Stroud Farmers' Market -Stroud, Gloucestershire

Stroud Farmers' Market has been collecting accolades Katamari style for some time now. I'd heard about it a while back on the rather excellent Food Programme, on Radio 4, and have been meaning to visit ever since. As with most things on your doorstep, well, perhaps not quite your doorstep but still pretty close, it has taken me a while to get there.

Set below the Cotswold Hills, where the Five Valleys meet; Stroud is an old market and cloth town, close to the bucolic idyll of Cider with Rosie. As you enter, you can see the mark of the industrial revolution: the network of waterways; old woollen mills and red brick warehouses dotting the way.

In Cornhill market place, every Saturday between 9am and 2pm, is the farmers' market. Spilling over into the surrounding streets, with a flea market running in parallel on nearby Threadneedle Street, it is vibrant and bustling. There are a wide range of stalls from which you could easily do your weekly food shop and, take home some ornamental plants and bedding to freshen up your window boxes or borders, if you're blessed with a garden, to boot.


I managed to cart off two bags worth of goodies and wanted to mention a few of the producers that made my meals a real treat: Overton Organic Eggs; Jess's Ladies Organic Milk; Coleshill Organic Vegetables; The Garlic Farm and Besley's Fruits.

Wild garlic or ramsons, are rife at the moment. I'd like to tell you I regularly go out amongst the bluebells in some ancient woodland foraging for the stuff, but I don't. I'm not sure I'd have the confidence in my ability to identify wild ingredients, even if they do have the strong smell of allium. Luckily, Coleshill Organic was selling wild garlic by the bunch. Shredding them into ribbons, I used some to make a rather tasty omelette with Overton eggs and a sprinkling of Parmesan and black pepper. 
For dinner, I used the rest of the wild garlic to pep up some mashed potato. A bit over zealous with the Jess's Ladies Milk -which had a very different taste to the homogenised supermarket stuff, it was a little sloppy. Mixing in some grated Parmesan and mustard powder, it tasted delicious nonetheless.
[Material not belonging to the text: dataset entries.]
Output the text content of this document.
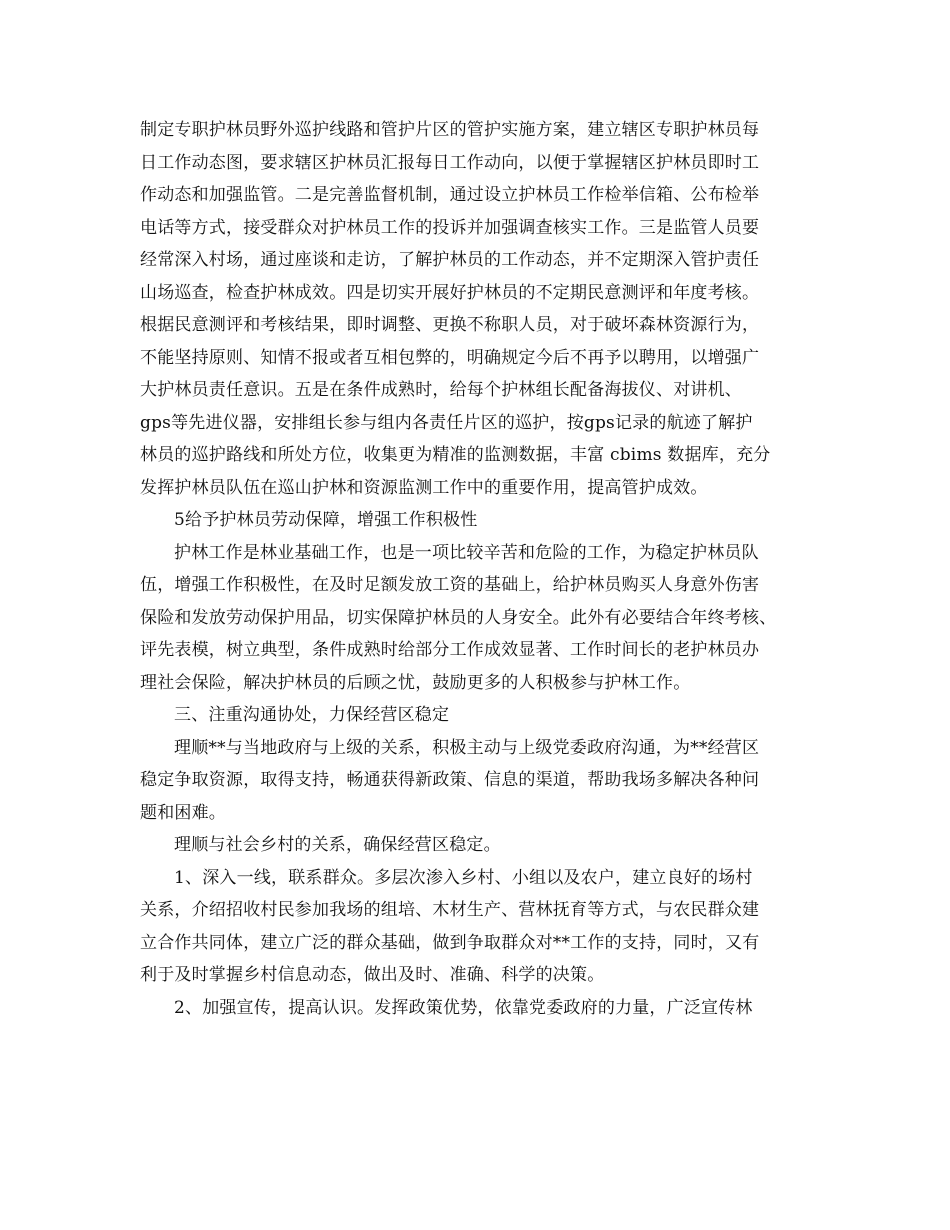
制定专职护林员野外巡护线路和管护片区的管护实施方案，建立辖区专职护林员每
日工作动态图，要求辖区护林员汇报每日工作动向，以便于掌握辖区护林员即时工
作动态和加强监管。二是完善监督机制，通过设立护林员工作检举信箱、公布检举
电话等方式，接受群众对护林员工作的投诉并加强调查核实工作。三是监管人员要
经常深入村场，通过座谈和走访，了解护林员的工作动态，并不定期深入管护责任
山场巡查，检查护林成效。四是切实开展好护林员的不定期民意测评和年度考核。
根据民意测评和考核结果，即时调整、更换不称职人员，对于破坏森林资源行为，
不能坚持原则、知情不报或者互相包弊的，明确规定今后不再予以聘用，以增强广
大护林员责任意识。五是在条件成熟时，给每个护林组长配备海拔仪、对讲机、
gps等先进仪器，安排组长参与组内各责任片区的巡护，按gps记录的航迹了解护
林员的巡护路线和所处方位，收集更为精准的监测数据，丰富 cbims 数据库，充分
发挥护林员队伍在巡山护林和资源监测工作中的重要作用，提高管护成效。
5给予护林员劳动保障，增强工作积极性
护林工作是林业基础工作，也是一项比较辛苦和危险的工作，为稳定护林员队
伍，增强工作积极性，在及时足额发放工资的基础上，给护林员购买人身意外伤害
保险和发放劳动保护用品，切实保障护林员的人身安全。此外有必要结合年终考核、
评先表模，树立典型，条件成熟时给部分工作成效显著、工作时间长的老护林员办
理社会保险，解决护林员的后顾之忧，鼓励更多的人积极参与护林工作。
三、注重沟通协处，力保经营区稳定
理顺**与当地政府与上级的关系，积极主动与上级党委政府沟通，为**经营区
稳定争取资源，取得支持，畅通获得新政策、信息的渠道，帮助我场多解决各种问
题和困难。
理顺与社会乡村的关系，确保经营区稳定。
1、深入一线，联系群众。多层次渗入乡村、小组以及农户，建立良好的场村
关系，介绍招收村民参加我场的组培、木材生产、营林抚育等方式，与农民群众建
立合作共同体，建立广泛的群众基础，做到争取群众对**工作的支持，同时，又有
利于及时掌握乡村信息动态，做出及时、准确、科学的决策。
2、加强宣传，提高认识。发挥政策优势，依靠党委政府的力量，广泛宣传林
We ate this with flakes of smoked haddock poached in milk, and some wilted, buttered, silver chard, once again from Coleshill. 

From The Garlic Farm, I bought a bundle of new season asparagus. It made for a lovely lunch; steamed and dipped into foaming hollandaise - a Delia recipe, made with the remaining eggs.


One of my biggest food disappointments is biting into a ripe looking strawberry, only to find it crunchy and insipid. Besley's strawberries, fittingly Stroudwater Scarlet and fragrant, did not disappoint. Some were a little tart, but nothing a dash of sugar couldn't sort out. Topped with a spoonful of deliciously thick, Jess's Ladies double cream, it was the very taste of summer.

Cheese was also part of my haul, but perhaps I should leave that for another day...

I can certainly understand why Stroud Famers' Market has its plaudits and would happily visit again. Lucky for us, many of the producers sell in Bristol on a Wednesday or a Friday. Although not quite so handy if you work during the week, and can't peel off during your lunch break!